Here's the point of contention, though: to think that the DS's stylus and tiny screen are appropriate tools to imitate the brushstrokes of the past masters is plainly ridiculous. It can't do it. It can't match the strokes of a paintbrush with any sort of precision, nor can the screen's resolution do justice to the paintings on offer. Even my best-intentioned efforts (and, fair point, I'm rubbish at art) made it look like I'd scribbled over the page with a stubby crayon.

Granted, practice makes perfect. Then again, why would those with patience spend time getting creative in a package that is eminently too inept for its grand artistic ambitions? Even the best endeavour seems futile in the face of a clunky control system and a lack of strong visual feedback. To call it a relaxing piece of leisure software doesn't excuse it, either. It needn't be said that a piece of paper and a few paint pots will yield more satisfying and creative results than putting in the effort here.

4/10

Cooking Mama 2: Dinner With Friends

  • Developer: Office Create
  • Publisher: 505 Games

In these days when Jamie Oliver and chums are trying to drill the message into our blubbery heads that we should chuck the pre-packaged additive-rich lasagnes in favour of fresh home-made ingredients, the first Cooking Mama couldn't have come at a better time. Similarly, in the days when the DS was beginning to fully blossom and show what it could really do with its control system, this bubbly cookery sim came at just the right moment.

Translating the culinary art into stylus taps, scribbles and swipes proved a likeable choice. Mama's world is as cheery and colourful as they come, and her easy-to-understand cookery tasks make it accessible to all. While it never took the world by storm, it appealed to those of the more casual persuasion to which it pandered.

Unfortunately, the fishbone in the kedgeree was that it soon became repetitive, a problem that can't help reoccurring in the sequel given its remarkable similarity to the first. As before, each recipe is split into self-contained micro tasks like breaking eggs, kneading dough, etc, and the various methods used in numerous recipes keep cropping up again and again. There's only one way to chop an onion, for instance, so expect to see that in any recipe that requires it.

5

Mama's Tapeworm Surprise didn't go down as well as she would have liked.

Likewise, as we said before, there's no real progression of difficulty from the first to the last. Trauma Centre with a spatula, this is not. Your only challenge after exhausting what's on offer is to try to beat recipes without making a mistake or upping your score in the mini-games. Rewards do however come in the form of bonus items when things go right, with which you can decorate your kitchen and dress up Mama.

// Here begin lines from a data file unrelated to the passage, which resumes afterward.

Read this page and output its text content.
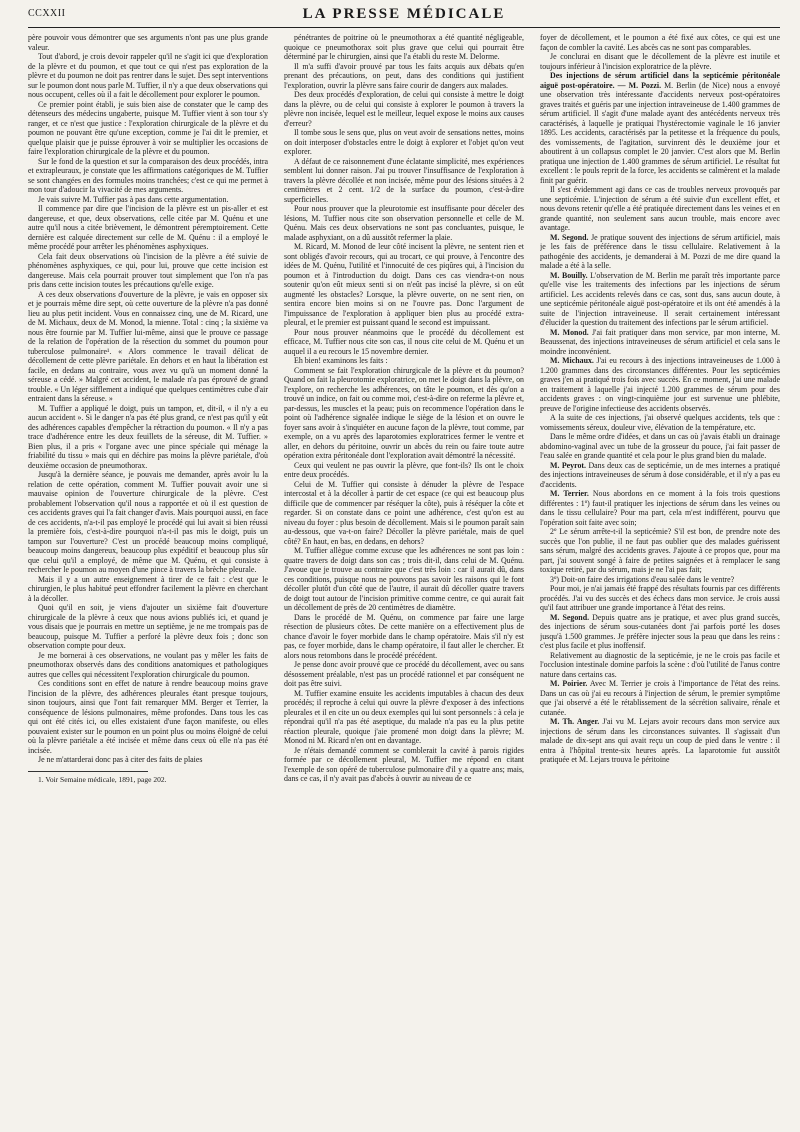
CCXXII	LA PRESSE MÉDICALE

père pouvoir vous démontrer que ses arguments n'ont pas une plus grande valeur.

Tout d'abord, je crois devoir rappeler qu'il ne s'agit ici que d'exploration de la plèvre et du poumon, et que tout ce qui n'est pas exploration de la plèvre et du poumon ne doit pas rentrer dans le sujet. Des sept interventions sur le poumon dont nous parle M. Tuffier, il n'y a que deux observations qui nous occupent, celles où il a fait le décollement pour explorer le poumon.

Ce premier point établi, je suis bien aise de constater que le camp des détenseurs des médecins ungaberte, puisque M. Tuffier vient à son tour s'y ranger, et ce n'est que justice : l'exploration chirurgicale de la plèvre et du poumon ne pouvant être qu'une exception, comme je l'ai dit le premier, et quelque plaisir que je puisse éprouver à voir se multiplier les occasions de faire l'exploration chirurgicale de la plèvre et du poumon.

Sur le fond de la question et sur la comparaison des deux procédés, intra et extrapleuraux, je constate que les affirmations catégoriques de M. Tuffier se sont changées en des formules moins tranchées; c'est ce qui me permet à mon tour d'adoucir la vivacité de mes arguments.

Je vais suivre M. Tuffier pas à pas dans cette argumentation.

Il commence par dire que l'incision de la plèvre est un pis-aller et est dangereuse, et que, deux observations, celle citée par M. Quénu et une autre qu'il nous a citée brièvement, le démontrent péremptoirement. Cette dernière est calquée directement sur celle de M. Quénu : il a employé le même procédé pour arrêter les phénomènes asphyxiques.

Cela fait deux observations où l'incision de la plèvre a été suivie de phénomènes asphyxiques, ce qui, pour lui, prouve que cette incision est dangereuse. Mais cela pourrait prouver tout simplement que l'on n'a pas pris dans cette incision toutes les précautions qu'elle exige.

A ces deux observations d'ouverture de la plèvre, je vais en opposer six et je pourrais même dire sept, où cette ouverture de la plèvre n'a pas donné lieu au plus petit incident. Vous en connaissez cinq, une de M. Ricard, une de M. Michaux, deux de M. Monod, la mienne. Total : cinq ; la sixième va nous être fournie par M. Tuffier lui-même, ainsi que le prouve ce passage de la relation de l'opération de la résection du sommet du poumon pour tuberculose pulmonaire¹. « Alors commence le travail délicat de décollement de cette plèvre pariétale. En dehors et en haut la libération est facile, en dedans au contraire, vous avez vu qu'à un moment donné la séreuse a cédé. » Malgré cet accident, le malade n'a pas éprouvé de grand trouble. « Un léger sifflement a indiqué que quelques centimètres cube d'air entraient dans la séreuse. »

M. Tuffier a appliqué le doigt, puis un tampon, et, dit-il, « il n'y a eu aucun accident ». Si le danger n'a pas été plus grand, ce n'est pas qu'il y eût des adhérences capables d'empêcher la rétraction du poumon. « Il n'y a pas trace d'adhérence entre les deux feuillets de la séreuse, dit M. Tuffier. » Bien plus, il a pris « l'organe avec une pince spéciale qui ménage la friabilité du tissu » mais qui en déchire pas moins la plèvre pariétale, d'où deuxième occasion de pneumothorax.

Jusqu'à la dernière séance, je pouvais me demander, après avoir lu la relation de cette opération, comment M. Tuffier pouvait avoir une si mauvaise opinion de l'ouverture chirurgicale de la plèvre. C'est probablement l'observation qu'il nous a rapportée et où il est question de ces accidents graves qui l'a fait changer d'avis. Mais pourquoi aussi, en face de ces accidents, n'a-t-il pas employé le procédé qui lui avait si bien réussi la première fois, c'est-à-dire pourquoi n'a-t-il pas mis le doigt, puis un tampon sur l'ouverture? C'est un procédé beaucoup moins compliqué, beaucoup moins dangereux, beaucoup plus expéditif et beaucoup plus sûr que celui qu'il a employé, de même que M. Quénu, et qui consiste à rechercher le poumon au moyen d'une pince à travers la brèche pleurale.

Mais il y a un autre enseignement à tirer de ce fait : c'est que le chirurgien, le plus habitué peut effondrer facilement la plèvre en cherchant à la décoller.

Quoi qu'il en soit, je viens d'ajouter un sixième fait d'ouverture chirurgicale de la plèvre à ceux que nous avions publiés ici, et quand je vous disais que je pourrais en mettre un septième, je ne me trompais pas de beaucoup, puisque M. Tuffier a perforé la plèvre deux fois ; donc son observation compte pour deux.

Je me bornerai à ces observations, ne voulant pas y mêler les faits de pneumothorax observés dans des conditions anatomiques et pathologiques autres que celles qui nécessitent l'exploration chirurgicale du poumon.

Ces conditions sont en effet de nature à rendre beaucoup moins grave l'incision de la plèvre, des adhérences pleurales étant presque toujours, sinon toujours, ainsi que l'ont fait remarquer MM. Berger et Terrier, la conséquence de lésions pulmonaires, même profondes. Dans tous les cas qui ont été cités ici, ou elles existaient d'une façon manifeste, ou elles pouvaient exister sur le poumon en un point plus ou moins éloigné de celui où la plèvre pariétale a été incisée et même dans ceux où elle n'a pas été incisée.

Je ne m'attarderai donc pas à citer des faits de plaies

1. Voir Semaine médicale, 1891, page 202.

pénétrantes de poitrine où le pneumothorax a été quantité négligeable, quoique ce pneumothorax soit plus grave que celui qui pourrait être déterminé par le chirurgien, ainsi que l'a établi du reste M. Delorme.

Il m'a suffi d'avoir prouvé par tous les faits acquis aux débats qu'en prenant des précautions, on peut, dans des conditions qui justifient l'exploration, ouvrir la plèvre sans faire courir de dangers aux malades.

Des deux procédés d'exploration, de celui qui consiste à mettre le doigt dans la plèvre, ou de celui qui consiste à explorer le poumon à travers la plèvre non incisée, lequel est le meilleur, lequel expose le moins aux causes d'erreur?

Il tombe sous le sens que, plus on veut avoir de sensations nettes, moins on doit interposer d'obstacles entre le doigt à explorer et l'objet qu'on veut explorer.

A défaut de ce raisonnement d'une éclatante simplicité, mes expériences semblent lui donner raison. J'ai pu trouver l'insuffisance de l'exploration à travers la plèvre décollée et non incisée, même pour des lésions situées à 2 centimètres et 2 cent. 1/2 de la surface du poumon, c'est-à-dire superficielles.

Pour nous prouver que la pleurotomie est insuffisante pour déceler des lésions, M. Tuffier nous cite son observation personnelle et celle de M. Quénu. Mais ces deux observations ne sont pas concluantes, puisque, le malade asphyxiant, on a dû aussitôt refermer la plaie.

M. Ricard, M. Monod de leur côté incisent la plèvre, ne sentent rien et sont obligés d'avoir recours, qui au trocart, ce qui prouve, à l'encontre des idées de M. Quénu, l'utilité et l'innocuité de ces piqûres qui, à l'incision du poumon et à l'introduction du doigt. Dans ces cas viendra-t-on nous soutenir qu'on eût mieux senti si on n'eût pas incisé la plèvre, si on eût augmenté les obstacles? Lorsque, la plèvre ouverte, on ne sent rien, on sentira encore bien moins si on ne l'ouvre pas. Donc l'argument de l'impuissance de l'exploration à appliquer bien plus au procédé extra-pleural, et le premier est puissant quand le second est impuissant.

Pour nous prouver néanmoins que le procédé du décollement est efficace, M. Tuffier nous cite son cas, il nous cite celui de M. Quénu et un auquel il a eu recours le 15 novembre dernier.

Eh bien! examinons les faits :

Comment se fait l'exploration chirurgicale de la plèvre et du poumon? Quand on fait la pleurotomie exploratrice, on met le doigt dans la plèvre, on l'explore, on recherche les adhérences, on tâte le poumon, et dès qu'on a trouvé un indice, on fait ou comme moi, c'est-à-dire on referme la plèvre et, par-dessus, les muscles et la peau; puis on recommence l'opération dans le point où l'adhérence signalée indique le siège de la lésion et on ouvre le foyer sans avoir à s'inquiéter en aucune façon de la plèvre, tout comme, par exemple, on a vu après des laparotomies exploratrices fermer le ventre et aller, en dehors du péritoine, ouvrir un abcès du rein ou faire toute autre opération extra péritonéale dont l'exploration avait démontré la nécessité.

Ceux qui veulent ne pas ouvrir la plèvre, que font-ils? Ils ont le choix entre deux procédés.

Celui de M. Tuffier qui consiste à dénuder la plèvre de l'espace intercostal et à la décoller à partir de cet espace (ce qui est beaucoup plus difficile que de commencer par réséquer la côte), puis à réséquer la côte et regarder. Si on constate dans ce point une adhérence, c'est qu'on est au niveau du foyer : plus besoin de décollement. Mais si le poumon paraît sain au-dessous, que va-t-on faire? Décoller la plèvre pariétale, mais de quel côté? En haut, en bas, en dedans, en dehors?

M. Tuffier allègue comme excuse que les adhérences ne sont pas loin : quatre travers de doigt dans son cas ; trois dit-il, dans celui de M. Quénu. J'avoue que je trouve au contraire que c'est très loin : car il aurait dû, dans ces conditions, puisque nous ne pouvons pas savoir les raisons qui le font décoller plutôt d'un côté que de l'autre, il aurait dû décoller quatre travers de doigt tout autour de l'incision primitive comme centre, ce qui aurait fait un décollement de près de 20 centimètres de diamètre.

Dans le procédé de M. Quénu, on commence par faire une large résection de plusieurs côtes. De cette manière on a effectivement plus de chance d'avoir le foyer morbide dans le champ opératoire. Mais s'il n'y est pas, ce foyer morbide, dans le champ opératoire, il faut aller le chercher. Et alors nous retombons dans le procédé précédent.

Je pense donc avoir prouvé que ce procédé du décollement, avec ou sans désossement préalable, n'est pas un procédé rationnel et par conséquent ne doit pas être suivi.

M. Tuffier examine ensuite les accidents imputables à chacun des deux procédés; il reproche à celui qui ouvre la plèvre d'exposer à des infections pleurales et il en cite un ou deux exemples qui lui sont personnels : à cela je répondrai qu'il n'a pas été aseptique, du malade n'a pas eu la plus petite réaction pleurale, quoique j'aie promené mon doigt dans la plèvre; M. Monod ni M. Ricard n'en ont en davantage.

Je n'étais demandé comment se comblerait la cavité à parois rigides formée par ce décollement pleural, M. Tuffier me répond en citant l'exemple de son opéré de tuberculose pulmonaire d'il y a quatre ans; mais, dans ce cas, il n'y avait pas d'abcès à ouvrir au niveau de ce

foyer de décollement, et le poumon a été fixé aux côtes, ce qui est une façon de combler la cavité. Les abcès cas ne sont pas comparables.

Je conclurai en disant que le décollement de la plèvre est inutile et toujours inférieur à l'incision exploratrice de la plèvre.

Des injections de sérum artificiel dans la septicémie péritonéale aiguë post-opératoire. — M. Pozzi. M. Berlin (de Nice) nous a envoyé une observation très intéressante d'accidents nerveux post-opératoires graves traités et guéris par une injection intraveineuse de 1.400 grammes de sérum artificiel. Il s'agit d'une malade ayant des antécédents nerveux très caractérisés, à laquelle je pratiquai l'hystérectomie vaginale le 16 janvier 1895. Les accidents, caractérisés par la petitesse et la fréquence du pouls, des vomissements, de l'agitation, survinrent dès le deuxième jour et aboutirent à un collapsus complet le 20 janvier. C'est alors que M. Berlin pratiqua une injection de 1.400 grammes de sérum artificiel. Le résultat fut excellent : le pouls reprit de la force, les accidents se calmèrent et la malade finit par guérir.

Il s'est évidemment agi dans ce cas de troubles nerveux provoqués par une septicémie. L'injection de sérum a été suivie d'un excellent effet, et nous devons retenir qu'elle a été pratiquée directement dans les veines et en grande quantité, non seulement sans aucun trouble, mais encore avec avantage.

M. Segond. Je pratique souvent des injections de sérum artificiel, mais je les fais de préférence dans le tissu cellulaire. Relativement à la pathogénie des accidents, je demanderai à M. Pozzi de me dire quand la malade a été à la selle.

M. Bouilly. L'observation de M. Berlin me paraît très importante parce qu'elle vise les traitements des infections par les injections de sérum artificiel. Les accidents relevés dans ce cas, sont dus, sans aucun doute, à une septicémie péritonéale aiguë post-opératoire et ils ont été amendés à la suite de l'injection intraveineuse. Il serait certainement intéressant d'élucider la question du traitement des infections par le sérum artificiel.

M. Monod. J'ai fait pratiquer dans mon service, par mon interne, M. Beaussenat, des injections intraveineuses de sérum artificiel et cela sans le moindre inconvénient.

M. Michaux. J'ai eu recours à des injections intraveineuses de 1.000 à 1.200 grammes dans des circonstances différentes. Pour les septicémies graves j'en ai pratiqué trois fois avec succès. En ce moment, j'ai une malade en traitement à laquelle j'ai injecté 1.200 grammes de sérum pour des accidents graves : on vingt-cinquième jour est survenue une phlébite, preuve de l'origine infectieuse des accidents observés.

A la suite de ces injections, j'ai observé quelques accidents, tels que : vomissements séreux, douleur vive, élévation de la température, etc.

Dans le même ordre d'idées, et dans un cas où j'avais établi un drainage abdomino-vaginal avec un tube de la grosseur du pouce, j'ai fait passer de l'eau salée en grande quantité et cela pour le plus grand bien du malade.

M. Peyrot. Dans deux cas de septicémie, un de mes internes a pratiqué des injections intraveineuses de sérum à dose considérable, et il n'y a pas eu d'accidents.

M. Terrier. Nous abordons en ce moment à la fois trois questions différentes : 1º) faut-il pratiquer les injections de sérum dans les veines ou dans le tissu cellulaire? Pour ma part, cela m'est indifférent, pourvu que l'opération soit faite avec soin;

2º Le sérum arrête-t-il la septicémie? S'il est bon, de prendre note des succès que l'on publie, il ne faut pas oublier que des malades guérissent sans sérum, malgré des accidents graves. J'ajoute à ce propos que, pour ma part, j'ai souvent songé à faire de petites saignées et à remplacer le sang toxique retiré, par du sérum, mais je ne l'ai pas fait;

3º) Doit-on faire des irrigations d'eau salée dans le ventre?

Pour moi, je n'ai jamais été frappé des résultats fournis par ces différents procédés. J'ai vu des succès et des échecs dans mon service. Je crois aussi qu'il faut attribuer une grande importance à l'état des reins.

M. Segond. Depuis quatre ans je pratique, et avec plus grand succès, des injections de sérum sous-cutanées dont j'ai parfois porté les doses jusqu'à 1.500 grammes. Je préfère injecter sous la peau que dans les reins : c'est plus facile et plus inoffensif.

Relativement au diagnostic de la septicémie, je ne le crois pas facile et l'occlusion intestinale domine parfois la scène : d'où l'utilité de l'anus contre nature dans certains cas.

M. Poirier. Avec M. Terrier je crois à l'importance de l'état des reins. Dans un cas où j'ai eu recours à l'injection de sérum, le premier symptôme que j'ai observé a été le rétablissement de la sécrétion salivaire, rénale et cutanée.

M. Th. Anger. J'ai vu M. Lejars avoir recours dans mon service aux injections de sérum dans les circonstances suivantes. Il s'agissait d'un malade de dix-sept ans qui avait reçu un coup de pied dans le ventre : il entra à l'hôpital trente-six heures après. La laparotomie fut aussitôt pratiquée et M. Lejars trouva le péritoine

The Dinner With Friends subtitle, then, isn't all its cracked up to be. In single-player games you can cook recipes you've learned for some of Mama's chums, which boils down [I'm watching you, Lyon - Ed] to repeating the same recipes you played in the main game in the guise of impressing somebody other than Mama. Multiplayer, meanwhile, is all about who can beat the mini-game challenges the fastest.

Given its similarity to the first, it's hardly an essential purchase, but if you haven't experienced it already then this is the one to get, or at least sneak a go on after buying it for a younger member of the family. It's simple, but has noodles of charm [that's it - Ed].